Si le monde du cyclisme avait été sondé, vendredi dernier, probablement que la majorité aurait répondu qu'Alberto Contador s'en tirerait et que Lance Armstrong aurait à rendre des comptes devant la justice de son pays. Le contraire s'est produit.

Vendredi soir, sans avertissement et sans explications, un procureur américain a annoncé la fin de l'enquête de près de deux ans sur les agissements criminels présumés d'Armstrong. Le cycliste américain était soupçonné de dopage, de trafic, d'incitation au dopage, de fraude, de blanchiment d'argent et de complot envers l'État fédéral.

L'enquête a décollé après les accusations de Floyd Landis, ex-coéquipier d'Armstrong déchu de son titre du Tour de France de 2006 pour dopage. Dirigée par le réputé Jeff Novitzky, l'agent à l'origine du scandale de stéroïdes BALCO, elle avait fait l'objet de nombreuses fuites dans les médias.

La liste des personnes interrogées était très longue, aux États-Unis comme en Europe. Tyler Hamilton, un autre ex-coéquipier condamné pour dopage, en faisait partie. Dans une entrevue à la télévision, Hamilton a dit avoir vu Armstrong s'injecter de l'EPO. Même George Hincapie, grand ami du septuple vainqueur du Tour de France, serait passé à table, selon CBS, ce qu'il n'a jamais nié.

L'étau semblait se resserrer sur Armstrong, qui s'était d'ailleurs entouré d'avocats réputés et d'un relationniste qui avait déjà travaillé pour Bill Clinton.

De toute évidence, faire la preuve de la culpabilité d'Armstrong «hors de tout doute raisonnable», comme l'exige un procès criminel, n'était pas à la portée des enquêteurs fédéraux. Leurs deux témoins connus - Landis et Hamilton - ont menti pendant des années avant de s'avouer coupables. Le peu de succès d'enquêtes semblables sur les joueurs de baseball Barry Bonds et Roger Clemens a peut-être aussi refroidi leurs ardeurs. En cette période de difficultés économiques, le bien-fondé de l'investissement de sommes considérables dans ces enquêtes était aussi remis en question par le clan Armstrong, un argument qui trouvait écho dans le public.

«Ils se sont dit: "on va probablement perdre et il ne faut pas perdre du temps et de l'argent avec ça"», a d'ailleurs estimé Dick Pound, ex-président de l'Agence mondiale antidopage (AMA), néanmoins surpris par l'abandon de l'enquête.

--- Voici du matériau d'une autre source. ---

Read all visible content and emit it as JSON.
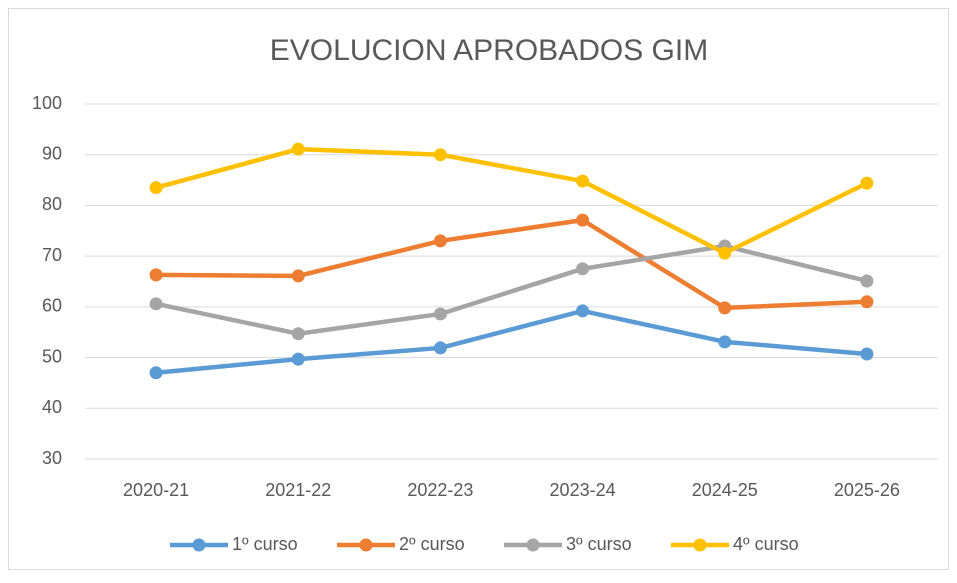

M. Pound, qui a déjà eu quelques prises de bec avec Armstrong, espère que les enquêteurs répondront à la demande de l'agence antidopage américaine (USADA) de lui remettre les preuves amassées. «Ça va nous aider beaucoup», a dit l'avocat montréalais.

Viande contaminée

Le cas d'Alberto Contador est complètement différent. Personne ne contestait la présence de clenbutérol dans son urine après une étape du Tour de France de 2010. Le cycliste espagnol prétendait que l'ingestion de viande contaminée provenant de son pays était à l'origine de ce test positif. La fédération espagnole s'était rangée aux arguments du triple vainqueur du Tour et l'avait blanchi il y a un an. Cette décision a été contestée par l'AMA et l'Union cycliste internationale devant le Tribunal arbitral du sport (TAS).

Au cours des mois suivants, la défense de Contador a semblé prendre du coffre quand cinq joueurs de soccer mexicains et un cycliste danois ont obtenu gain de cause avec une défense semblable. «Une fois que le Tribunal arbitral du sport aura absous le champion espagnol - c'est presque devenu une évidence - d'ici à la fin du mois, Contador aura la voie libre vers une quatrième victoire dans le Tour», écrivait même L'Équipe dans sa livraison du 17 janvier.

«La viande, c'est sûr que ça se peut, mais le contexte restait à définir», a rappelé Christiane Ayotte, directrice du laboratoire antidopage de l'INRS, à Laval.

Dans les histoires précédentes, la viande provenait du Mexique, pays aux prises avec un problème de santé publique au sujet de la viande contaminée au clenbutérol. Ce qui n'est pas le cas de l'Espagne, a tranché le TAS dans sa décision défavorable à Contador rendue hier matin, après plus d'un an de procédures.

En moins de 72 heures, les destins d'Armstrong et Contador, ennemis jurés et gagnants de 10 Tours de France sur 12 de 1999 à 2010, ont pris une orientation radicalement différente.